Your argument is wrong because it doesn't make sense to talk about $\lim_{n \to \infty} \sum_{k=0}^n \frac{n^k}{k!}$. That limit doesn't exist (because it's infinite). You can talk about the sum's asymptotic behavior as compared to $e^n$, but that's not the same thing and it's not obvious (and if your result is correct, not true) that the sum asymptotically approaches $e^n$ as $n \to \infty$.

Answer 3

If the inner sum were added for k = 0 to infinity, you would be right. But it is only added for k = 0 to n.
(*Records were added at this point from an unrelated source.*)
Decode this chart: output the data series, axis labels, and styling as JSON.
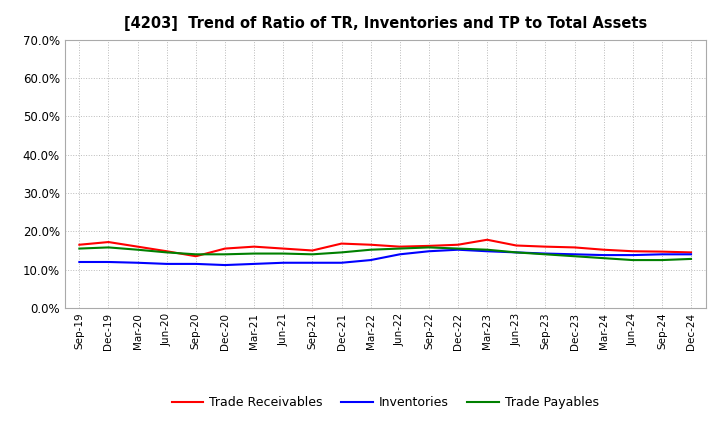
{
  "title": "[4203]  Trend of Ratio of TR, Inventories and TP to Total Assets",
  "x_labels": [
    "Sep-19",
    "Dec-19",
    "Mar-20",
    "Jun-20",
    "Sep-20",
    "Dec-20",
    "Mar-21",
    "Jun-21",
    "Sep-21",
    "Dec-21",
    "Mar-22",
    "Jun-22",
    "Sep-22",
    "Dec-22",
    "Mar-23",
    "Jun-23",
    "Sep-23",
    "Dec-23",
    "Mar-24",
    "Jun-24",
    "Sep-24",
    "Dec-24"
  ],
  "trade_receivables": [
    0.165,
    0.172,
    0.16,
    0.148,
    0.135,
    0.155,
    0.16,
    0.155,
    0.15,
    0.168,
    0.165,
    0.16,
    0.162,
    0.165,
    0.178,
    0.163,
    0.16,
    0.158,
    0.152,
    0.148,
    0.147,
    0.145
  ],
  "inventories": [
    0.12,
    0.12,
    0.118,
    0.115,
    0.115,
    0.112,
    0.115,
    0.118,
    0.118,
    0.118,
    0.125,
    0.14,
    0.148,
    0.152,
    0.148,
    0.145,
    0.142,
    0.14,
    0.138,
    0.138,
    0.14,
    0.14
  ],
  "trade_payables": [
    0.155,
    0.158,
    0.152,
    0.145,
    0.14,
    0.14,
    0.142,
    0.142,
    0.14,
    0.145,
    0.152,
    0.155,
    0.158,
    0.155,
    0.152,
    0.145,
    0.14,
    0.135,
    0.13,
    0.125,
    0.125,
    0.128
  ],
  "tr_color": "#FF0000",
  "inv_color": "#0000FF",
  "tp_color": "#008000",
  "ylim": [
    0.0,
    0.7
  ],
  "yticks": [
    0.0,
    0.1,
    0.2,
    0.3,
    0.4,
    0.5,
    0.6,
    0.7
  ],
  "bg_color": "#FFFFFF",
  "plot_bg_color": "#FFFFFF",
  "grid_color": "#BBBBBB",
  "legend_labels": [
    "Trade Receivables",
    "Inventories",
    "Trade Payables"
  ]
}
It seems that if you add the first (n+1) terms of the sum up to n, you get about half of the complete infinite sum (which you would need to prove), that is about $e^n / 2$.

Answer 4

Somebody gotta do this via CLT:

Let $X_n$ be a random variable, having Poisson distribution with parameter $n$, that is, $\mathbb{P}(X_n=k)=e^{-n}n^k/k!$, for every $k\geq 0$ integer. Now, $$ e^{-n}\sum_{k=0}^n \frac{n^k}{k!} = \mathbb{P}({\rm Pois}(n) \leq n). $$ Now, let $Y_1,\dots,Y_n$ be random variables with ${\rm Pois}(1)$ distribution, and thus, the given probability is nothing but $$ \mathbb{P}(Y_1+\cdots+Y_n \leq n) = \mathbb{P}\left(\frac{Y_1+\cdots+Y_n-n}{\sqrt{n}}\leq 0\right). $$ Now, since the central limit theorem tells us that $$ \frac{Y_1+\cdots+Y_n-n}{\sqrt{n}}\to N(0,1) $$ in distribution, we have therefore: $$ \lim_{n\to\infty}e^{-n}\sum_{k=0}^n \frac{n^k}{k!} = \lim_{n\to\infty} \mathbb{P}\left(\frac{Y_1+\cdots+Y_n-n}{\sqrt{n}}\leq 0\right) = \mathbb{P}(N(0,1)\leq 0), $$ which is $1/2$.